For typical cache files (1-100 MB) the kernel page cache already
makes the second read(2) cheap; mmap's zero-copy benefit only
shows up at sizes where the trade-off ceases to be acceptable.
fsync_dir and link durability
erllama_nif:fsync_dir/1 opens a directory fd and fsync(2)s it.
The publish protocol calls this after link(2) to ensure the
directory entry is on stable storage; without it, a crash between
link and the next inode flush could lose the linked file.

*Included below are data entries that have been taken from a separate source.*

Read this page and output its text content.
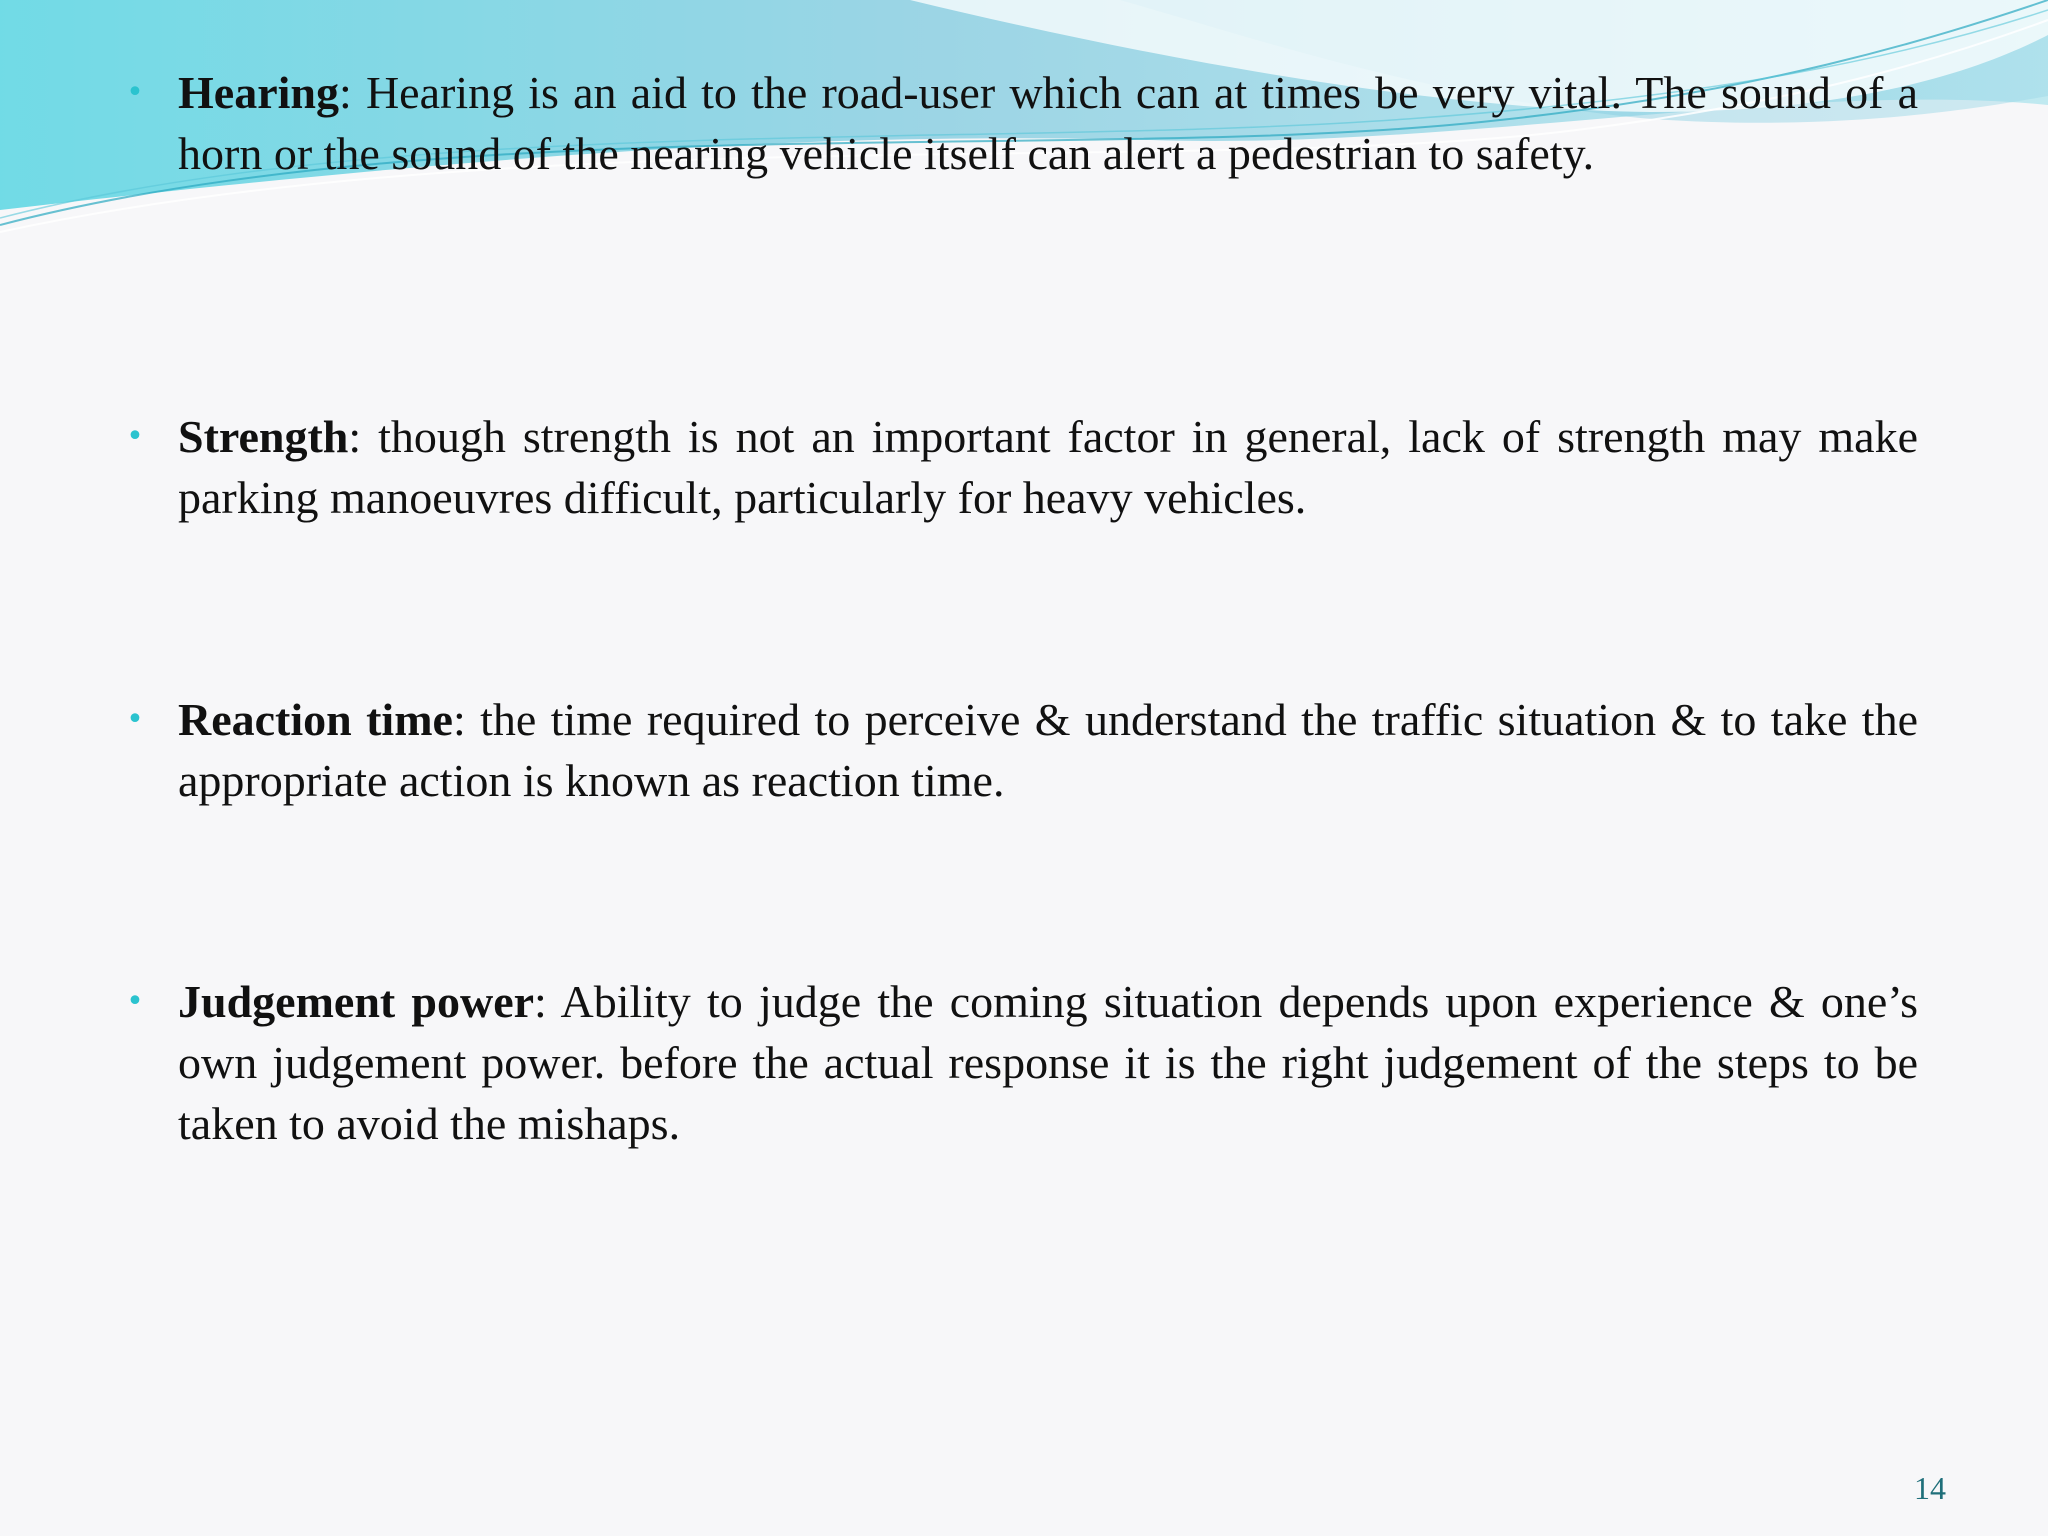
• Hearing: Hearing is an aid to the road-user which can at times be very vital. The sound of a horn or the sound of the nearing vehicle itself can alert a pedestrian to safety.
• Strength: though strength is not an important factor in general, lack of strength may make parking manoeuvres difficult, particularly for heavy vehicles.
• Reaction time: the time required to perceive & understand the traffic situation & to take the appropriate action is known as reaction time.
• Judgement power: Ability to judge the coming situation depends upon experience & one’s own judgement power. before the actual response it is the right judgement of the steps to be taken to avoid the mishaps.
14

Path validation rejects embedded NUL bytes — a common footgun on paths constructed from user input.
Test surface
| Concern | Test |
|---|---|
| Concurrent free + decode | erllama_nif_safety_tests:free_during_decode/0 |
decode_one without prefill | erllama_nif_safety_tests:decode_one_no_logits/0 |
| llama exception caught at boundary | erllama_nif_safety_tests:bad_input_returns_error/0 |
| Two-resource model survives last context drop | erllama_nif_lifetime_tests:deferred_free/0 |
fsync_dir rejects NUL paths | erllama_nif_tests:fsync_dir_rejects_nul/0 |
If any of these flip on a change, the change is wrong. The tests exist precisely because the failure modes they cover crash the BEAM, not "return an error" — there is no graceful fallback.